Incredibly secretive, mostly nocturnal and happy dwelling in the edgy kind of habitats we humans are so fond of creating, the Coywolf is filling an incredibly important predatorial niche in habitats all over its range.
I was happy just suspecting they were living here. But to know for sure? Makes my heart skip a beat.
Because theirs is a story of adaptation, of resiliency. Of wolves and coyotes finding a way to raise families and stay alive under impossible odds and nearly constant persecution by our agricultural society. It’s a story of shape shifting, of cultural adaptation and the survival of an ancient way of life in the face of a civilization at war with all things wild.

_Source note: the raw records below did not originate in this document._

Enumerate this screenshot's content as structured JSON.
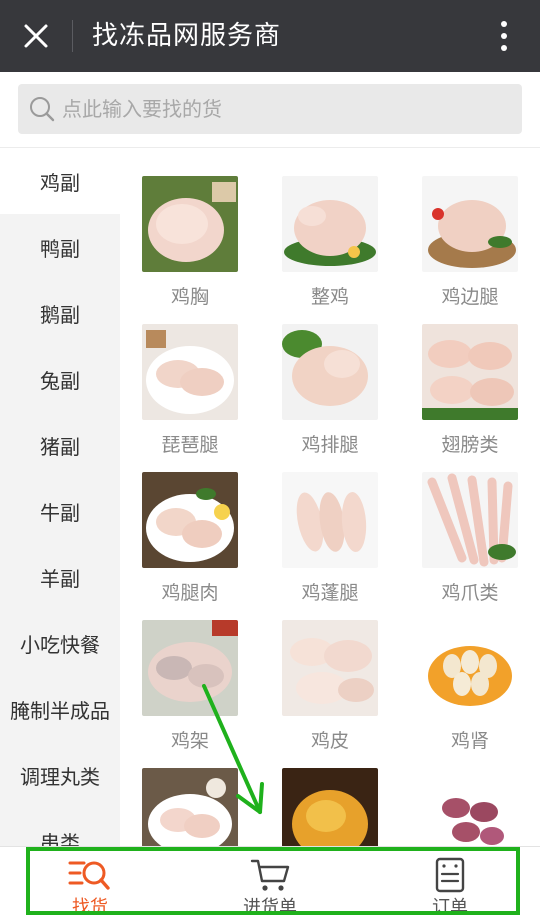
{
  "header": {
    "title": "找冻品网服务商",
    "close_icon": "close-icon",
    "more_icon": "more-vertical-icon"
  },
  "search": {
    "placeholder": "点此输入要找的货",
    "icon": "search-icon"
  },
  "sidebar": {
    "items": [
      {
        "label": "鸡副",
        "active": true
      },
      {
        "label": "鸭副"
      },
      {
        "label": "鹅副"
      },
      {
        "label": "兔副"
      },
      {
        "label": "猪副"
      },
      {
        "label": "牛副"
      },
      {
        "label": "羊副"
      },
      {
        "label": "小吃快餐"
      },
      {
        "label": "腌制半成品"
      },
      {
        "label": "调理丸类"
      },
      {
        "label": "串类"
      }
    ]
  },
  "products": [
    {
      "label": "鸡胸"
    },
    {
      "label": "整鸡"
    },
    {
      "label": "鸡边腿"
    },
    {
      "label": "琵琶腿"
    },
    {
      "label": "鸡排腿"
    },
    {
      "label": "翅膀类"
    },
    {
      "label": "鸡腿肉"
    },
    {
      "label": "鸡蓬腿"
    },
    {
      "label": "鸡爪类"
    },
    {
      "label": "鸡架"
    },
    {
      "label": "鸡皮"
    },
    {
      "label": "鸡肾"
    },
    {
      "label": ""
    },
    {
      "label": ""
    },
    {
      "label": ""
    }
  ],
  "tabs": [
    {
      "label": "找货",
      "icon": "find-goods-icon",
      "active": true
    },
    {
      "label": "进货单",
      "icon": "cart-icon"
    },
    {
      "label": "订单",
      "icon": "order-icon"
    }
  ],
  "colors": {
    "titlebar": "#37383c",
    "accent": "#ee5a24",
    "annotation": "#1fb11c"
  }
}
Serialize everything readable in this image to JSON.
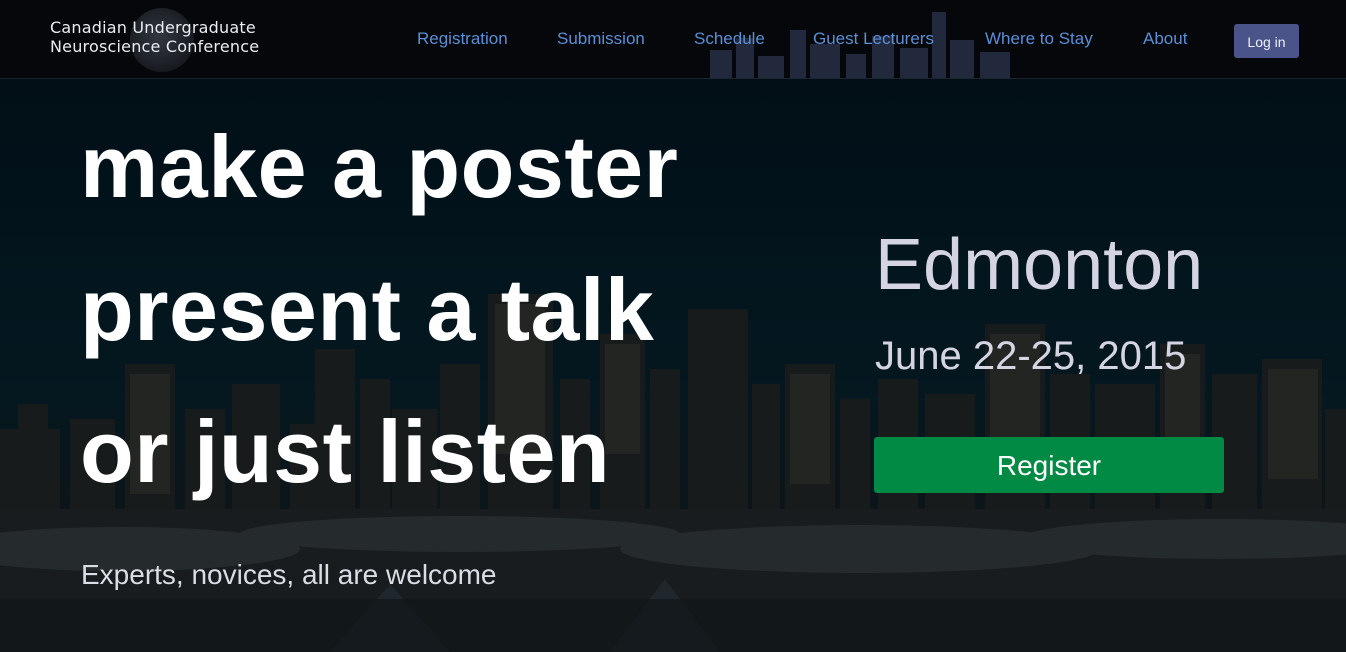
{
  "brand": {
    "line1": "Canadian Undergraduate",
    "line2": "Neuroscience Conference",
    "emblem_icon": "brain-emblem-icon"
  },
  "nav": {
    "links": [
      "Registration",
      "Submission",
      "Schedule",
      "Guest Lecturers",
      "Where to Stay",
      "About"
    ],
    "login_label": "Log in"
  },
  "hero": {
    "headline": [
      "make a poster",
      "present a talk",
      "or just listen"
    ],
    "tagline": "Experts, novices, all are welcome",
    "city": "Edmonton",
    "dates": "June 22-25, 2015",
    "register_label": "Register",
    "background": "edmonton-skyline-winter-photo"
  },
  "colors": {
    "nav_background": "#05070b",
    "nav_link": "#5b8fd6",
    "login_button": "#4a5488",
    "register_button": "#008a43",
    "headline_text": "#ffffff",
    "event_text": "#d4d4e2"
  }
}
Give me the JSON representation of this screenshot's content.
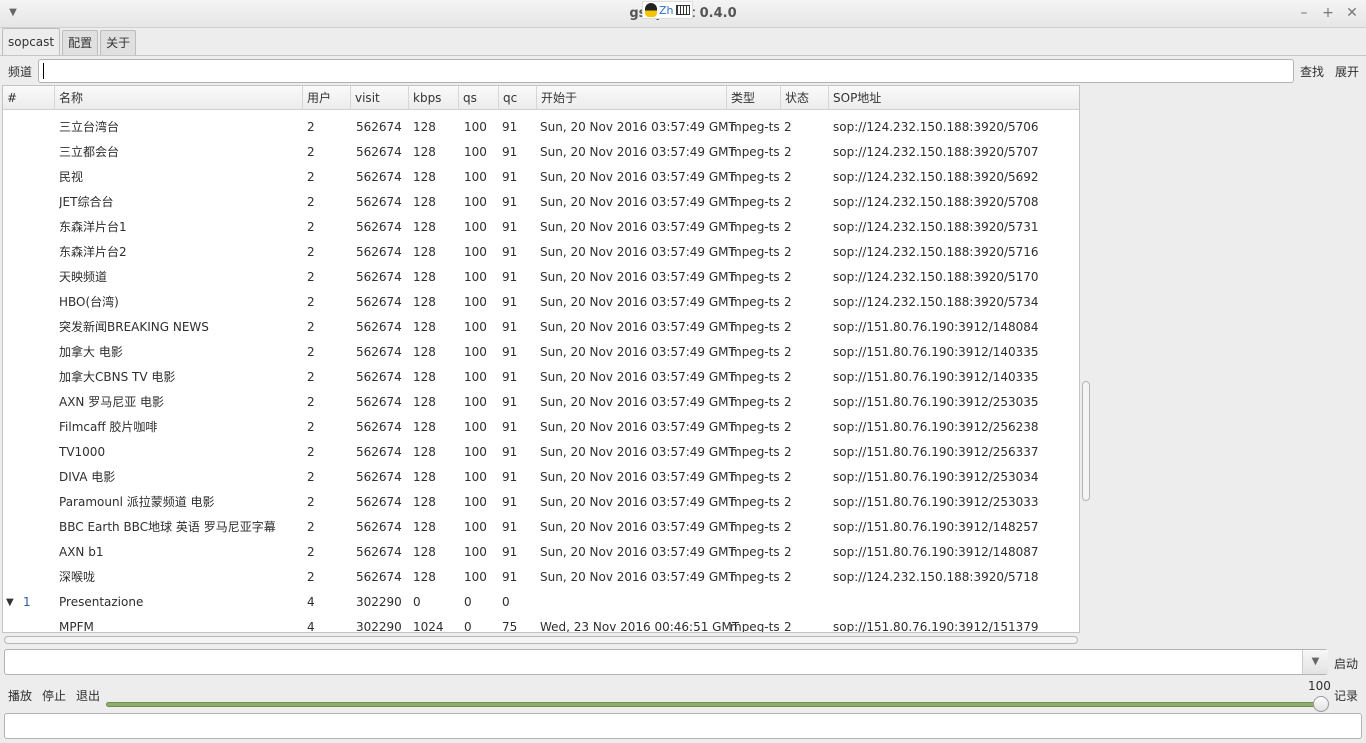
{
  "window": {
    "title": "gsopcast 0.4.0",
    "ime": {
      "label": "Zh"
    }
  },
  "tabs": [
    "sopcast",
    "配置",
    "关于"
  ],
  "search": {
    "label": "频道",
    "value": "",
    "find_label": "查找",
    "expand_label": "展开"
  },
  "table": {
    "columns": [
      "#",
      "名称",
      "用户",
      "visit",
      "kbps",
      "qs",
      "qc",
      "开始于",
      "类型",
      "状态",
      "SOP地址"
    ],
    "rows": [
      {
        "expander": "",
        "idx": "",
        "name": "三立台湾台",
        "users": "2",
        "visit": "562674",
        "kbps": "128",
        "qs": "100",
        "qc": "91",
        "start": "Sun, 20 Nov 2016 03:57:49 GMT",
        "type": "mpeg-ts",
        "status": "2",
        "sop": "sop://124.232.150.188:3920/5706"
      },
      {
        "expander": "",
        "idx": "",
        "name": "三立都会台",
        "users": "2",
        "visit": "562674",
        "kbps": "128",
        "qs": "100",
        "qc": "91",
        "start": "Sun, 20 Nov 2016 03:57:49 GMT",
        "type": "mpeg-ts",
        "status": "2",
        "sop": "sop://124.232.150.188:3920/5707"
      },
      {
        "expander": "",
        "idx": "",
        "name": "民视",
        "users": "2",
        "visit": "562674",
        "kbps": "128",
        "qs": "100",
        "qc": "91",
        "start": "Sun, 20 Nov 2016 03:57:49 GMT",
        "type": "mpeg-ts",
        "status": "2",
        "sop": "sop://124.232.150.188:3920/5692"
      },
      {
        "expander": "",
        "idx": "",
        "name": "JET综合台",
        "users": "2",
        "visit": "562674",
        "kbps": "128",
        "qs": "100",
        "qc": "91",
        "start": "Sun, 20 Nov 2016 03:57:49 GMT",
        "type": "mpeg-ts",
        "status": "2",
        "sop": "sop://124.232.150.188:3920/5708"
      },
      {
        "expander": "",
        "idx": "",
        "name": "东森洋片台1",
        "users": "2",
        "visit": "562674",
        "kbps": "128",
        "qs": "100",
        "qc": "91",
        "start": "Sun, 20 Nov 2016 03:57:49 GMT",
        "type": "mpeg-ts",
        "status": "2",
        "sop": "sop://124.232.150.188:3920/5731"
      },
      {
        "expander": "",
        "idx": "",
        "name": "东森洋片台2",
        "users": "2",
        "visit": "562674",
        "kbps": "128",
        "qs": "100",
        "qc": "91",
        "start": "Sun, 20 Nov 2016 03:57:49 GMT",
        "type": "mpeg-ts",
        "status": "2",
        "sop": "sop://124.232.150.188:3920/5716"
      },
      {
        "expander": "",
        "idx": "",
        "name": "天映频道",
        "users": "2",
        "visit": "562674",
        "kbps": "128",
        "qs": "100",
        "qc": "91",
        "start": "Sun, 20 Nov 2016 03:57:49 GMT",
        "type": "mpeg-ts",
        "status": "2",
        "sop": "sop://124.232.150.188:3920/5170"
      },
      {
        "expander": "",
        "idx": "",
        "name": "HBO(台湾)",
        "users": "2",
        "visit": "562674",
        "kbps": "128",
        "qs": "100",
        "qc": "91",
        "start": "Sun, 20 Nov 2016 03:57:49 GMT",
        "type": "mpeg-ts",
        "status": "2",
        "sop": "sop://124.232.150.188:3920/5734"
      },
      {
        "expander": "",
        "idx": "",
        "name": "突发新闻BREAKING NEWS",
        "users": "2",
        "visit": "562674",
        "kbps": "128",
        "qs": "100",
        "qc": "91",
        "start": "Sun, 20 Nov 2016 03:57:49 GMT",
        "type": "mpeg-ts",
        "status": "2",
        "sop": "sop://151.80.76.190:3912/148084"
      },
      {
        "expander": "",
        "idx": "",
        "name": "加拿大 电影",
        "users": "2",
        "visit": "562674",
        "kbps": "128",
        "qs": "100",
        "qc": "91",
        "start": "Sun, 20 Nov 2016 03:57:49 GMT",
        "type": "mpeg-ts",
        "status": "2",
        "sop": "sop://151.80.76.190:3912/140335"
      },
      {
        "expander": "",
        "idx": "",
        "name": "加拿大CBNS TV 电影",
        "users": "2",
        "visit": "562674",
        "kbps": "128",
        "qs": "100",
        "qc": "91",
        "start": "Sun, 20 Nov 2016 03:57:49 GMT",
        "type": "mpeg-ts",
        "status": "2",
        "sop": "sop://151.80.76.190:3912/140335"
      },
      {
        "expander": "",
        "idx": "",
        "name": "AXN 罗马尼亚 电影",
        "users": "2",
        "visit": "562674",
        "kbps": "128",
        "qs": "100",
        "qc": "91",
        "start": "Sun, 20 Nov 2016 03:57:49 GMT",
        "type": "mpeg-ts",
        "status": "2",
        "sop": "sop://151.80.76.190:3912/253035"
      },
      {
        "expander": "",
        "idx": "",
        "name": "Filmcaff 胶片咖啡",
        "users": "2",
        "visit": "562674",
        "kbps": "128",
        "qs": "100",
        "qc": "91",
        "start": "Sun, 20 Nov 2016 03:57:49 GMT",
        "type": "mpeg-ts",
        "status": "2",
        "sop": "sop://151.80.76.190:3912/256238"
      },
      {
        "expander": "",
        "idx": "",
        "name": "TV1000",
        "users": "2",
        "visit": "562674",
        "kbps": "128",
        "qs": "100",
        "qc": "91",
        "start": "Sun, 20 Nov 2016 03:57:49 GMT",
        "type": "mpeg-ts",
        "status": "2",
        "sop": "sop://151.80.76.190:3912/256337"
      },
      {
        "expander": "",
        "idx": "",
        "name": "DIVA 电影",
        "users": "2",
        "visit": "562674",
        "kbps": "128",
        "qs": "100",
        "qc": "91",
        "start": "Sun, 20 Nov 2016 03:57:49 GMT",
        "type": "mpeg-ts",
        "status": "2",
        "sop": "sop://151.80.76.190:3912/253034"
      },
      {
        "expander": "",
        "idx": "",
        "name": "Paramounl 派拉蒙频道 电影",
        "users": "2",
        "visit": "562674",
        "kbps": "128",
        "qs": "100",
        "qc": "91",
        "start": "Sun, 20 Nov 2016 03:57:49 GMT",
        "type": "mpeg-ts",
        "status": "2",
        "sop": "sop://151.80.76.190:3912/253033"
      },
      {
        "expander": "",
        "idx": "",
        "name": "BBC Earth BBC地球 英语 罗马尼亚字幕",
        "users": "2",
        "visit": "562674",
        "kbps": "128",
        "qs": "100",
        "qc": "91",
        "start": "Sun, 20 Nov 2016 03:57:49 GMT",
        "type": "mpeg-ts",
        "status": "2",
        "sop": "sop://151.80.76.190:3912/148257"
      },
      {
        "expander": "",
        "idx": "",
        "name": "AXN b1",
        "users": "2",
        "visit": "562674",
        "kbps": "128",
        "qs": "100",
        "qc": "91",
        "start": "Sun, 20 Nov 2016 03:57:49 GMT",
        "type": "mpeg-ts",
        "status": "2",
        "sop": "sop://151.80.76.190:3912/148087"
      },
      {
        "expander": "",
        "idx": "",
        "name": "深喉咙",
        "users": "2",
        "visit": "562674",
        "kbps": "128",
        "qs": "100",
        "qc": "91",
        "start": "Sun, 20 Nov 2016 03:57:49 GMT",
        "type": "mpeg-ts",
        "status": "2",
        "sop": "sop://124.232.150.188:3920/5718"
      },
      {
        "expander": "▼",
        "idx": "1",
        "name": "Presentazione",
        "users": "4",
        "visit": "302290",
        "kbps": "0",
        "qs": "0",
        "qc": "0",
        "start": "",
        "type": "",
        "status": "",
        "sop": ""
      },
      {
        "expander": "",
        "idx": "",
        "name": "MPFM",
        "users": "4",
        "visit": "302290",
        "kbps": "1024",
        "qs": "0",
        "qc": "75",
        "start": "Wed, 23 Nov 2016 00:46:51 GMT",
        "type": "mpeg-ts",
        "status": "2",
        "sop": "sop://151.80.76.190:3912/151379"
      }
    ]
  },
  "player": {
    "combo_value": "",
    "start_label": "启动",
    "play_label": "播放",
    "stop_label": "停止",
    "quit_label": "退出",
    "volume": 100,
    "volume_label": "100",
    "record_label": "记录",
    "status_text": ""
  }
}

I would still love to see a Coywolf, and maybe I will someday. It’s an especially tantalizing thought now that I know they are actually right there, practically my neighbors.
But part of me just wants them to stay hidden. To live out their secret primal lives without human eyes, or our desires, landing upon them.
And that’s a special kind of love, a wild kind of love. The kind of love we don’t need to possess to enjoy, where just feeling the presence of another’s soul is enough, and there is great joy in knowing they are free.
This piece is dedicated to our dog Buck, who passed away a few days ago and totally broke our hearts in a way I was not expecting. He was our faithful companion for over 12 years, and was for sure woven into the very fabric of our lives. Hope you felt you had a good life buddy, and hope the hunting is good where you are now. Love you old boy, we all miss you very much.